En déshumanisant l’autre, on se déshumanise soi-même. Nous observons depuis des années que la société israélienne s’engage dans une radicalisation rampante, encouragée par le discours haineux de ses autorités. Le racisme envers les non-juifs se répand et se banalise. Chrétiens et musulmans notamment font l’objet de crachats, d’injures, d’expropriations et de ratonnades de plus en plus fréquentes, en Cisjordanie, jusque dans la Vieille Ville de Jérusalem et dans les lieux «saints». Outrés, les habitants de ces endroits et des camps de réfugiés palestiniens grondent de colère et de rancœur, alimentant le désir des jeunes de prendre les armes et de se venger.

Depuis le 7 octobre (mais le processus avait déjà commencé depuis le non aboutissement des accords d’Oslo et de l’Initiative de Genève), la surenchère des violences ne fait qu’exacerber les extrêmes des deux bords, au détriment des voix – et des voies – qui recherchent des solutions viables. Il est temps de soutenir ces dernières, qui existent dans les deux camps, mais sont rendues inaudibles par le fracas des armes et par les souffrances. Sans ces voix, et sans notre soutien envers elles, notre humanité aura perdu une bonne partie de son âme, et sera devenue aveugle.

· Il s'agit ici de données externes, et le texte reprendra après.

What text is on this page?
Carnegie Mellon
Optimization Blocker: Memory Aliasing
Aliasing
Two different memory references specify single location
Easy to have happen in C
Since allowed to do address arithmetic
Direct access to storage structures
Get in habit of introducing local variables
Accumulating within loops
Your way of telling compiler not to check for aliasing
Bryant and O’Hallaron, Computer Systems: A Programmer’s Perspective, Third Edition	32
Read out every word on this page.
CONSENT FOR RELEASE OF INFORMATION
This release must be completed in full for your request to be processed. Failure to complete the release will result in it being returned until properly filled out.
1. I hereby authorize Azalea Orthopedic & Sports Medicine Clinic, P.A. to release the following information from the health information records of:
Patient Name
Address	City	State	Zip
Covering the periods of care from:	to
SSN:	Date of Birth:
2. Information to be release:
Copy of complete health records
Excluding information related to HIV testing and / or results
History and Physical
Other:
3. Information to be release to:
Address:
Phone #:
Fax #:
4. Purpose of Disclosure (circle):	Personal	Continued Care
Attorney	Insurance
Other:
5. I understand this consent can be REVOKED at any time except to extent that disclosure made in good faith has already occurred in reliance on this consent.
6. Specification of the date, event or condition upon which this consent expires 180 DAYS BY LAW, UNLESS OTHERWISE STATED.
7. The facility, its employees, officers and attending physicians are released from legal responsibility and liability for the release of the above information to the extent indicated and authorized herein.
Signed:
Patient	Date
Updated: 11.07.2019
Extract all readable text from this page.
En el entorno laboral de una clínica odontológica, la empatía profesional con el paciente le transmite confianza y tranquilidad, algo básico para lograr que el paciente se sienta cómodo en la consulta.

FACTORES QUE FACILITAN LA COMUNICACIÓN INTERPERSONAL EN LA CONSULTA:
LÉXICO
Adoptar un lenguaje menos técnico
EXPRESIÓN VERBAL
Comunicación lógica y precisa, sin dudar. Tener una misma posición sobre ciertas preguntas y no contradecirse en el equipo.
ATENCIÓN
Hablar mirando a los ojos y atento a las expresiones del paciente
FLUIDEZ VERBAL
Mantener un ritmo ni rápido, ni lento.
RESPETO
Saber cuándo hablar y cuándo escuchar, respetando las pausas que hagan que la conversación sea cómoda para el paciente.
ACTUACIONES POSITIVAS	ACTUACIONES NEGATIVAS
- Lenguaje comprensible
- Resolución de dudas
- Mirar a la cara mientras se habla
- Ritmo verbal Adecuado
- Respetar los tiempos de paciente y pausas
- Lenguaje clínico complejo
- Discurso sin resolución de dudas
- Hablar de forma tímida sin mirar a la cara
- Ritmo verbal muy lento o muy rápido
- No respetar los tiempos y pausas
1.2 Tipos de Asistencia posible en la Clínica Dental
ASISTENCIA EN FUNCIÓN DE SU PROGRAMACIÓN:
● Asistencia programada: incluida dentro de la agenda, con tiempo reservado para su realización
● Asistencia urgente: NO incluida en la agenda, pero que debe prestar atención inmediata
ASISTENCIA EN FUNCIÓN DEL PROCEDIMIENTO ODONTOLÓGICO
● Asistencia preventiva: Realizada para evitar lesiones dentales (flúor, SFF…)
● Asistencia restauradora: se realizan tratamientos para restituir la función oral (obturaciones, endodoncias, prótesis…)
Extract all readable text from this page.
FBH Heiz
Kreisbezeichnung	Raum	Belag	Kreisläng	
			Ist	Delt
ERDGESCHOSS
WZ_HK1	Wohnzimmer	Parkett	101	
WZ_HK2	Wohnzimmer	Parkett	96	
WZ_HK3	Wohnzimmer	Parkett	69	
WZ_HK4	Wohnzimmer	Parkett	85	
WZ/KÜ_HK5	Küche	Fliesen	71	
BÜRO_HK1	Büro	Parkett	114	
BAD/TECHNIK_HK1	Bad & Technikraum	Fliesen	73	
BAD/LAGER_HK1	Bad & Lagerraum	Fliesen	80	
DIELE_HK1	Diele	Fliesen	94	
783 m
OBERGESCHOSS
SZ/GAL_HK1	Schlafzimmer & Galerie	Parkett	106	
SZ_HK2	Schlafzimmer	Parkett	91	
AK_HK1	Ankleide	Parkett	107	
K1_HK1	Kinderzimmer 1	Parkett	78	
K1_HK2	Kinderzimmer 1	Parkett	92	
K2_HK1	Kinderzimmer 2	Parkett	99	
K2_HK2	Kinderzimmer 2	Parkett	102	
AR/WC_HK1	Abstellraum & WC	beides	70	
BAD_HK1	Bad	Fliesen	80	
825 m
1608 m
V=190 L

Nous demandons donc à nos autorités politiques de:

– s’engager pour un cessez-le-feu immédiat et inconditionnel;

– exiger la libération de toutes et tous les otages;

– invoquer énergiquement les Conventions de Genève et les droits humains pour dénoncer sans équivoque leurs violations commises par les deux parties au conflit;

– proposer une conférence pour la paix, avec pour perspective une solution équilibrée, soit à deux Etats (avec partage des territoires selon les résolutions de l’ONU), soit un Etat fédéral donnant des droits égaux à chaque partie, selon le modèle fédéral suisse ou toute autre solution créative;

– renforcer les initiatives de dialogue et de paix, en leur offrant une tribune et des moyens humains, logistiques et financiers;

– prononcer des sanctions et boycotts envers les soutiens économiques, politiques et moraux aux parties violant le droit international humanitaire;

– soutenir l’UNRWA, l’OMS et toute ONG se portant au secours des populations civiles, sans préjuger du résultat des enquêtes les concernant;

– réclamer des enquêtes indépendantes, neutres et exhaustives sur tous les actes commis envers les civils lors des exactions du 7 octobre 2023 et durant les hostilités qui ont suivi;

– lutter énergiquement contre toute manifestation de haine envers les personnes juives et musulmanes.